Whenever anybody asks me what does a double-major in political science and human geography do in a public administration department, I tell them that I study comparative public policy and use cases of environment and resource governance to explore differences across national jurisdictions.
I'm interdisciplinary. A chemical engineer, an economist of technical change, a political scientist, a human geographer. With a titch of IR.
— Dr Raul Pacheco-Vega (@raulpacheco) February 7, 2014
I am also interested in the governance of non-traditional common-pool resources (CPRs) and in the spatial, political and human dimensions of public service delivery. Potable water supply, wastewater treatment and solid waste management are all public services that need to be provided, which are regularly the responsibility of local governments and therefore an integral part of the public administration literature. But at the core, I have always studied policy change, more so than policy creation.
My first really important, empirical paper (Pacheco-Vega, 2005, “Democracy by Proxy”) examines the role of non-state actors and their coalition-building in influencing and changing domestic toxics policy. I showed how environmental non-governmental organizations, forming transnational coalitions of activists, changed the voluntary nature of the Mexican toxics release inventory from voluntary to mandatory. This was a contribution to the policy change literature.

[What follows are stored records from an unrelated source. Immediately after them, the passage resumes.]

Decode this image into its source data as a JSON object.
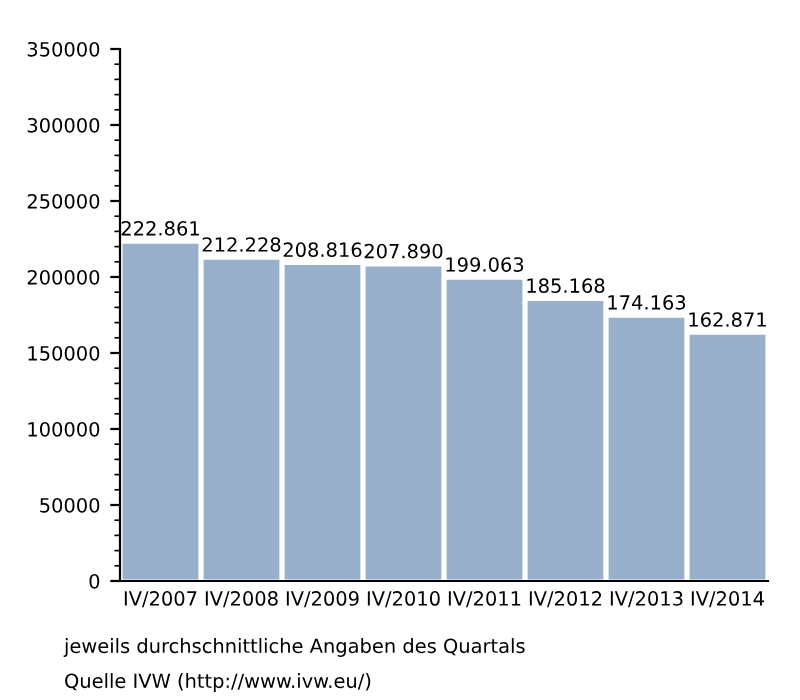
{
  "chart_data": {
    "type": "bar",
    "categories": [
      "IV/2007",
      "IV/2008",
      "IV/2009",
      "IV/2010",
      "IV/2011",
      "IV/2012",
      "IV/2013",
      "IV/2014"
    ],
    "values": [
      222861,
      212228,
      208816,
      207890,
      199063,
      185168,
      174163,
      162871
    ],
    "value_labels": [
      "222.861",
      "212.228",
      "208.816",
      "207.890",
      "199.063",
      "185.168",
      "174.163",
      "162.871"
    ],
    "color": "#98b0cc",
    "ylim": [
      0,
      350000
    ],
    "yticks": [
      0,
      50000,
      100000,
      150000,
      200000,
      250000,
      300000,
      350000
    ],
    "grid": false,
    "legend": false,
    "annotations": [
      "jeweils durchschnittliche Angaben des Quartals",
      "Quelle IVW (http://www.ivw.eu/)"
    ]
  }
}
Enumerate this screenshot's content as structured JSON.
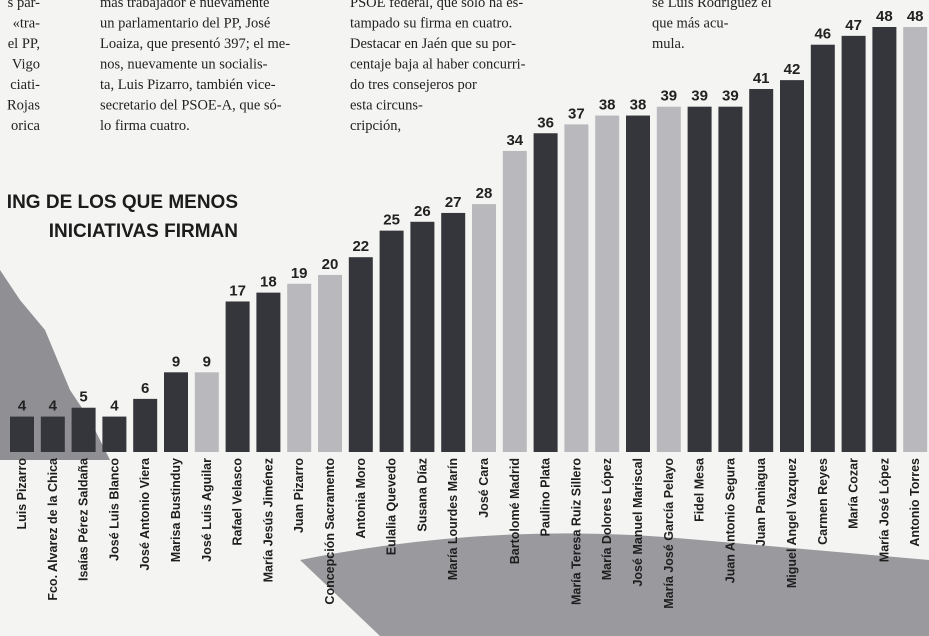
{
  "chart_data": {
    "type": "bar",
    "title": [
      "ING DE LOS QUE MENOS",
      "INICIATIVAS FIRMAN"
    ],
    "article_columns": [
      [
        "s par-",
        "«tra-",
        "el PP,",
        "Vigo",
        "ciati-",
        "Rojas",
        "orica"
      ],
      [
        "más trabajador e nuevamente",
        "un parlamentario del PP, José",
        "Loaiza, que presentó 397; el me-",
        "nos, nuevamente un socialis-",
        "ta, Luis Pizarro, también vice-",
        "secretario del PSOE-A, que só-",
        "lo firma cuatro."
      ],
      [
        "PSOE federal, que sólo ha es-",
        "tampado su firma en cuatro.",
        "Destacar en Jaén que su por-",
        "centaje baja al haber concurri-",
        "do tres consejeros por",
        "esta circuns-",
        "cripción,"
      ],
      [
        "se Luis Rodríguez el",
        "que más acu-",
        "mula."
      ]
    ],
    "categories": [
      "Luis Pizarro",
      "Fco. Alvarez de la Chica",
      "Isaías Pérez Saldaña",
      "José Luis Blanco",
      "José Antonio Viera",
      "Marisa Bustinduy",
      "José Luis Aguilar",
      "Rafael Velasco",
      "María Jesús Jiménez",
      "Juan Pizarro",
      "Concepción Sacramento",
      "Antonia Moro",
      "Eulalia Quevedo",
      "Susana Díaz",
      "María Lourdes Marín",
      "José Cara",
      "Bartolomé Madrid",
      "Paulino Plata",
      "María Teresa Ruiz Sillero",
      "María Dolores López",
      "José Manuel Mariscal",
      "María José García Pelayo",
      "Fidel Mesa",
      "Juan Antonio Segura",
      "Juan Paniagua",
      "Miguel Angel Vazquez",
      "Carmen Reyes",
      "María Cozar",
      "María José López",
      "Antonio Torres"
    ],
    "values": [
      4,
      4,
      5,
      4,
      6,
      9,
      9,
      17,
      18,
      19,
      20,
      22,
      25,
      26,
      27,
      28,
      34,
      36,
      37,
      38,
      38,
      39,
      39,
      39,
      41,
      42,
      46,
      47,
      48,
      48
    ],
    "colors": [
      "#35363b",
      "#35363b",
      "#35363b",
      "#35363b",
      "#35363b",
      "#35363b",
      "#b9b9bd",
      "#35363b",
      "#35363b",
      "#b9b9bd",
      "#b9b9bd",
      "#35363b",
      "#35363b",
      "#35363b",
      "#35363b",
      "#b9b9bd",
      "#b9b9bd",
      "#35363b",
      "#b9b9bd",
      "#b9b9bd",
      "#35363b",
      "#b9b9bd",
      "#35363b",
      "#35363b",
      "#35363b",
      "#35363b",
      "#35363b",
      "#35363b",
      "#35363b",
      "#b9b9bd"
    ],
    "ylim": [
      0,
      48
    ]
  }
}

But even before then, I had explained (with Peter Nemetz, 2001) the role of information-based voluntary programs in designing effective pollution control strategies. Voluntary or suasive policy instruments such as the toxics release inventory are considered some of the least effective, but gained a lot of prominence in the early 2000s as an alternative to regulatory, command-and-control instruments. This is a contribution to the policy creation (policy cycle) body of scholarship. These works were, as Dr. Debora VanNijnatten, what positioned me as “the policy instruments guy”. Further work I did with Dr. Kathryn Harrison and Dr. Mark Winfield looked at the role of policy transfer in disseminating ideas on how toxic release inventories should work, which is more again, on the policy cycle/policy instruments realm.
My doctoral work looked at industry responses to environmental regulatory pressure, which is also part of the policy change field (e.g. Pacheco-Vega and Dowlatabadi 2005, Pacheco-Vega 2008). And my wastewater governance research has examined and evaluated water and wastewater policies, so these contributions are definitely part of the policy cycle body of works. But even my transnational environmental activism in North America analyses (Pacheco-Vega 2015) focus on the role of policy change. I think overall my research trajectory is primarily focused on policy change.
I really love the versatility of doing interdisciplinary work, but if anybody asked me what is my specialty and wanted to peg me, I think I’d say that I am a specialist in the study of factors that drive policy changes. The policy regime literature (particularly those works which examine the impact of ideas, interests and institutions on how policies are adopted or shift goals/strategies/implementation) is particularly useful in understanding change in policies.
I’d rather be known as someone who understands how policies evolve, shift, and can fail, than someone who is an expert on agenda-setting or implementation (even though I’ve done work on both). A conversation with a current student of mine on Twitter reminded me that, to me, teaching policy analysis is relevant because it allows my students to learn how policies change, how they can fail, and what factors can be used to prevent failure. I don’t diss the policy cycle literature, I still love agenda-setting theory, and I am definitely keen on furthering my work on policy implementation (in particular, for example, what I am currently doing with the human right to water literature).